In 1998, Bangalore had 634 IT companies. Today, the city is home to nearly 1,600 IT firms, and 150 new companies start functioning every year. "The IT companies in Bangalore include 622 multinational firms. Perhaps, no other city in India has so many MNCs. The whole world respects Bangalore and Karnataka as a place with a large pool of talented workforce and affordable prices," Mr. Murthy said.

Mr.

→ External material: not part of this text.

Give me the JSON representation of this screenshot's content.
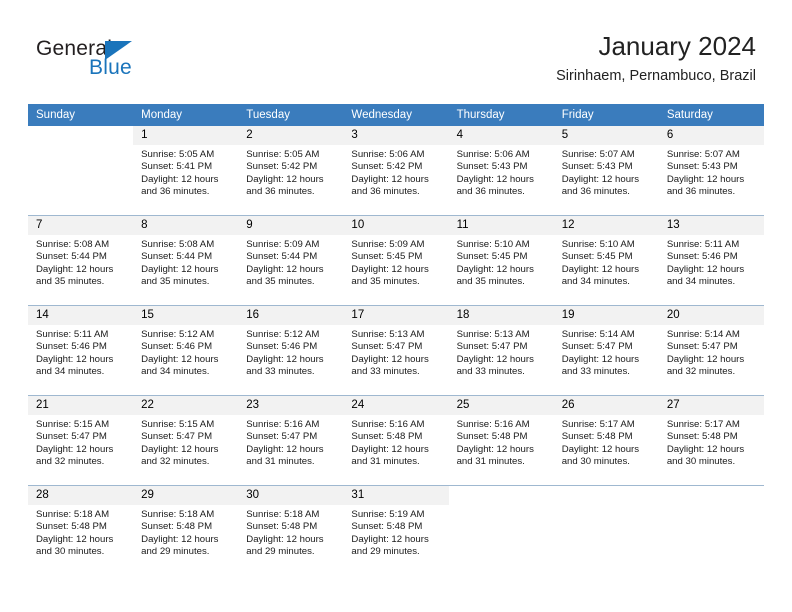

Murthy referred to the rising labour costs in India, which could make the country a less attractive outsourcing destination. "A 15 per cent rise in labour costs was recorded in the country in 2004," he said and indicated the possibility of a reduction in the availability of low-cost workforce.

If India is to hold its own against global competition, the IT workforce should leverage its ideas and skills and emerge from "low-level" to strategic players in the business goals of clients and prove its efficiency on the world arena, he said.

Mr. Murthy referred to the inadequate infrastructure in India and quoted from a survey that gave the country the 39th position in Asia in terms of "network readiness index". He said the Government should concentrate on key infrastructure clusters such as airports, highways, ports, and power.

Earlier, he traced the growth of the IT industry in the country and said the removal of a regulatory environment gave freedom to the software, biotechnology and pharmaceutical sectors. From $164 million in 1991, software exports grew to $17.2 billion in 2004-05, he said.